Impact of Inclusion in Schools to Reduce Bullying

 

Schools play an important role in a food-allergic student’s educational life – not just academically or in the health needs of the student but in ensuring that the food-allergic student is included in programs and activities provided by the school. In doing so, this helps reduce the risk of bullying incidents. For some educators, managing food allergies in the educational setting can seem daunting. The following list may help provide guidance for inclusion:

  • Provide a safe environment by reducing the risk of exposure to the allergen in the classroom, whether that’s providing an allergen-free or food-free classroom according to the food-allergic student’s IHCP/Section 504 plan.
  • Refrain from exposing the student’s medical privacy or labeling the student (“allergy kid”or “peanut boy/girl” or asking in front of all students, “Who here has the food allergy?”).
  • Refrain from segregating students with food allergies to a separate area during activities. For example, having a student sit outside in the hallway or send the student to the library while performing an activity in the classroom “for the student’s safety.” A more acceptable way of safely performing the activity to include the student is to adhere to the student’s IHCP/Section 504 plan and/or refrain from using the student’s allergen in the classroom. Inclusion of students is important for all students to reduce bullying incidents.
  • Participate in food allergy awareness campaigns. For example, Food Allergy Awareness Week.
  • Improve the school culture and climate for both staff and students.
  • Provide a Positive Behavioral Intervention and Supports program or similar program to promote and focus on positive behaviors (see resource below for link).
  • If bullying occurred, it may be appropriate to maintain the food allergic student’s safe environment by not changing their schedule in order to provide comfort and familiarity. This is especially important so that the student has knowledge of trained staff who he/she is comfortable with going to for help.

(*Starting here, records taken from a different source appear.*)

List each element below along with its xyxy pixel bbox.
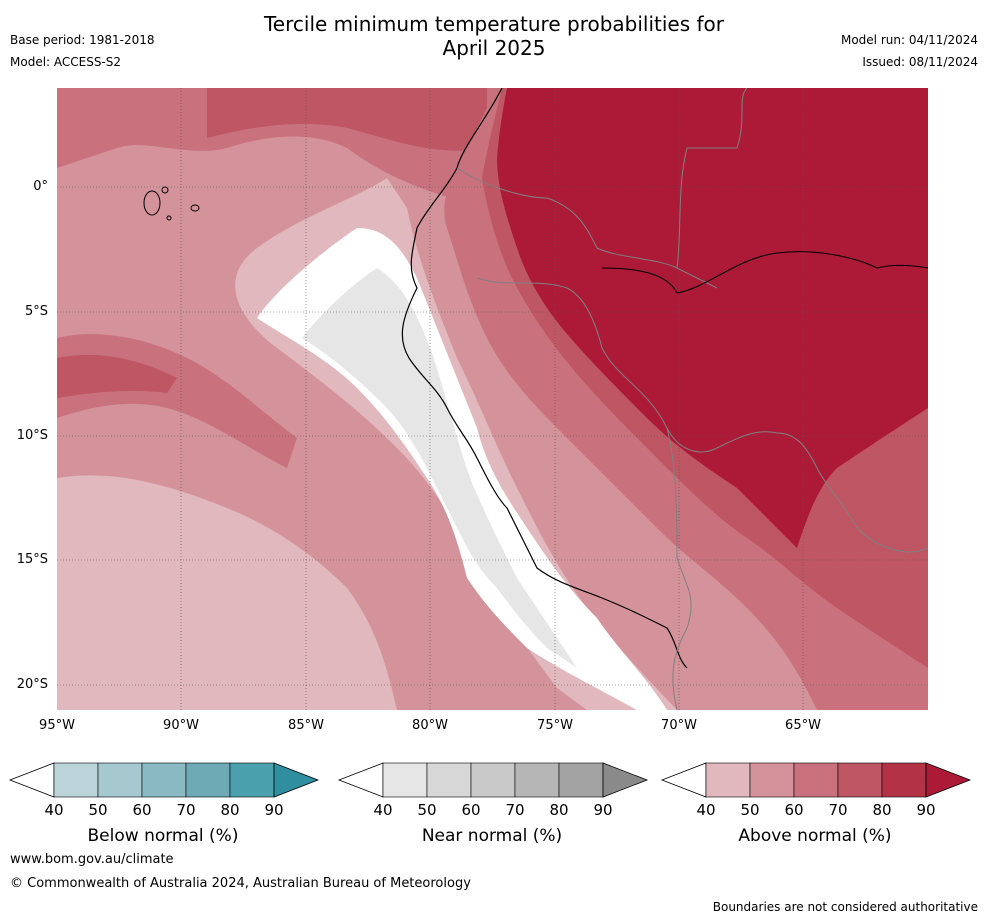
colorbar-tick-label: 40 [44, 801, 64, 819]
colorbar-tick-label: 50 [740, 801, 760, 819]
colorbar-tick-label: 40 [373, 801, 393, 819]
colorbar-segment [141, 762, 187, 798]
lat-label-15s: 15°S [16, 552, 48, 567]
lon-label-70w: 70°W [661, 718, 697, 733]
title-line-2: April 2025 [442, 36, 546, 60]
colorbar-tick-label: 90 [593, 801, 613, 819]
disclaimer-text: Boundaries are not considered authoritat… [712, 900, 978, 914]
colorbar-arrow-left [337, 762, 384, 798]
colorbar-segment [426, 762, 472, 798]
colorbar-segment [229, 762, 275, 798]
lon-label-90w: 90°W [163, 718, 199, 733]
model-name: Model: ACCESS-S2 [10, 55, 122, 69]
colorbar-segment [185, 762, 231, 798]
copyright-text: © Commonwealth of Australia 2024, Austra… [10, 876, 471, 891]
base-period: Base period: 1981-2018 [10, 33, 155, 47]
region-north-80 [207, 88, 487, 151]
colorbar-tick-label: 50 [417, 801, 437, 819]
colorbar-segment [793, 762, 839, 798]
meta-left: Base period: 1981-2018 Model: ACCESS-S2 [10, 29, 155, 73]
colorbar-arrow-right [925, 762, 972, 798]
colorbar-segment [558, 762, 604, 798]
map-svg [57, 88, 928, 710]
lon-label-75w: 75°W [537, 718, 573, 733]
issued-date: Issued: 08/11/2024 [862, 55, 978, 69]
colorbar-tick-label: 60 [784, 801, 804, 819]
river-line [601, 251, 928, 294]
colorbar-label-below: Below normal (%) [87, 826, 239, 846]
title-line-1: Tercile minimum temperature probabilitie… [263, 12, 725, 36]
colorbar-segment [837, 762, 883, 798]
colorbar-segment [97, 762, 143, 798]
colorbar-tick-label: 70 [505, 801, 525, 819]
region-south-50 [57, 475, 397, 710]
region-west-80 [57, 354, 177, 398]
colorbar-segment [53, 762, 99, 798]
region-land-90 [497, 88, 928, 548]
lon-label-65w: 65°W [785, 718, 821, 733]
colorbar-tick-label: 40 [696, 801, 716, 819]
website-link[interactable]: www.bom.gov.au/climate [10, 852, 174, 867]
galapagos-islands [143, 186, 200, 221]
colorbar-tick-label: 80 [872, 801, 892, 819]
colorbar-segment [881, 762, 927, 798]
colorbar-segment [382, 762, 428, 798]
colorbar-tick-label: 80 [549, 801, 569, 819]
model-run: Model run: 04/11/2024 [840, 33, 978, 47]
colorbars-svg [8, 762, 972, 798]
colorbar-tick-label: 70 [176, 801, 196, 819]
map-title: Tercile minimum temperature probabilitie… [0, 12, 988, 60]
colorbar-above-normal [660, 762, 972, 798]
probability-map [57, 88, 928, 710]
colorbar-tick-label: 90 [264, 801, 284, 819]
colorbar-tick-label: 90 [916, 801, 936, 819]
lon-label-80w: 80°W [412, 718, 448, 733]
colorbar-arrow-left [660, 762, 707, 798]
lon-label-95w: 95°W [39, 718, 75, 733]
lat-label-10s: 10°S [16, 428, 48, 443]
lat-label-20s: 20°S [16, 677, 48, 692]
colorbar-segment [705, 762, 751, 798]
lat-label-5s: 5°S [24, 304, 48, 319]
colorbar-arrow-right [273, 762, 320, 798]
colorbar-tick-label: 60 [132, 801, 152, 819]
coastline [401, 88, 688, 669]
map-gridlines [57, 88, 928, 710]
colorbar-arrow-right [602, 762, 649, 798]
lat-label-0: 0° [33, 179, 48, 194]
colorbar-tick-label: 70 [828, 801, 848, 819]
colorbar-tick-label: 80 [220, 801, 240, 819]
country-borders [456, 88, 928, 710]
colorbar-segment [514, 762, 560, 798]
colorbar-label-near: Near normal (%) [421, 826, 563, 846]
meta-right: Model run: 04/11/2024 Issued: 08/11/2024 [841, 29, 978, 73]
lon-label-85w: 85°W [288, 718, 324, 733]
colorbar-arrow-left [8, 762, 55, 798]
colorbar-tick-label: 60 [461, 801, 481, 819]
region-near-normal-50 [302, 268, 577, 668]
colorbar-below-normal [8, 762, 320, 798]
colorbar-tick-label: 50 [88, 801, 108, 819]
colorbar-label-above: Above normal (%) [738, 826, 892, 846]
colorbar-segment [470, 762, 516, 798]
colorbar-segment [749, 762, 795, 798]
colorbar-near-normal [337, 762, 649, 798]
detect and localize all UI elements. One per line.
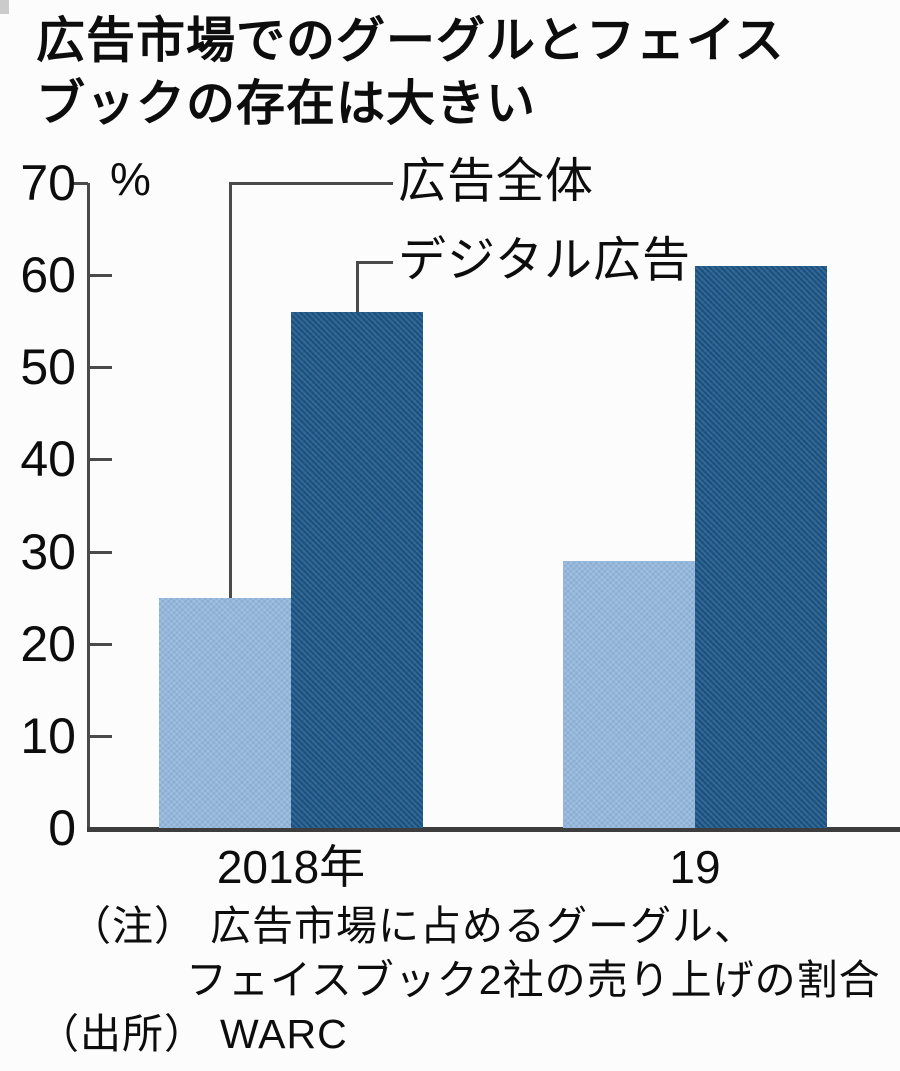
- y-tick-label-50: 50: [20, 339, 76, 396]
- y-tick-label-60: 60: [20, 247, 76, 304]
- x-axis-line: [87, 827, 900, 832]
- bar-texture: [291, 312, 423, 828]
- legend-leader-horizontal-広告全体: [229, 182, 393, 185]
- y-tick-label-40: 40: [20, 431, 76, 488]
- bar-texture: [563, 560, 695, 828]
- y-tick-10: [90, 734, 112, 738]
- y-tick-label-20: 20: [20, 615, 76, 672]
- bar-chart: % 0 10 20 30 40 50 60 70 2018年 19 広告全体デジタル広告: [20, 153, 900, 893]
- source-prefix: （出所）: [38, 1011, 206, 1057]
- source-value: WARC: [220, 1011, 348, 1057]
- legend-label-デジタル広告: デジタル広告: [398, 234, 692, 287]
- x-category-label-2018年: 2018年: [216, 841, 366, 893]
- note-text-1: 広告市場に占めるグーグル、: [210, 903, 756, 949]
- x-category-label-19: 19: [669, 841, 721, 893]
- bar-2018年-デジタル広告: [291, 312, 423, 828]
- corner-artifact: [0, 0, 9, 14]
- legend-leader-vertical-デジタル広告: [356, 261, 359, 312]
- y-tick-70: [72, 182, 88, 185]
- y-tick-label-30: 30: [20, 523, 76, 580]
- source-line: （出所） WARC: [38, 1009, 348, 1059]
- bar-19-デジタル広告: [695, 265, 827, 828]
- bar-19-広告全体: [563, 560, 695, 828]
- legend-leader-horizontal-デジタル広告: [356, 261, 393, 264]
- legend-leader-vertical-広告全体: [229, 182, 232, 598]
- y-tick-60: [90, 274, 112, 278]
- bar-texture: [159, 597, 291, 828]
- y-tick-20: [90, 642, 112, 646]
- y-tick-50: [90, 366, 112, 370]
- y-tick-label-0: 0: [48, 800, 76, 856]
- y-tick-40: [90, 458, 112, 462]
- note-text-2: フェイスブック2社の売り上げの割合: [186, 957, 881, 1003]
- note-line-2: フェイスブック2社の売り上げの割合: [186, 955, 881, 1005]
- y-tick-label-70: 70: [20, 155, 76, 211]
- bar-texture: [695, 265, 827, 828]
- legend-label-広告全体: 広告全体: [398, 155, 595, 208]
- y-tick-label-10: 10: [20, 707, 76, 764]
- y-axis-line: [87, 183, 90, 829]
- y-tick-30: [90, 550, 112, 554]
- note-prefix: （注）: [70, 903, 196, 949]
- chart-title: 広告市場でのグーグルとフェイス ブックの存在は大きい: [36, 14, 785, 131]
- note-line-1: （注） 広告市場に占めるグーグル、: [70, 901, 756, 951]
- bar-2018年-広告全体: [159, 597, 291, 828]
- y-axis-unit-label: %: [110, 153, 151, 205]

Providing staff with inclusive practices for an improved school culture can reduce bullying incidents. If peers and staff are not educated on food allergies and schools do not provide a more inclusive environment, especially starting at the elementary level, it can contribute to the rise of bullying incidents. When food allergic students enter middle and high school, the bullying incidents can follow them and increase. This can result in emotional distress and anxiety, which is a barrier to learning.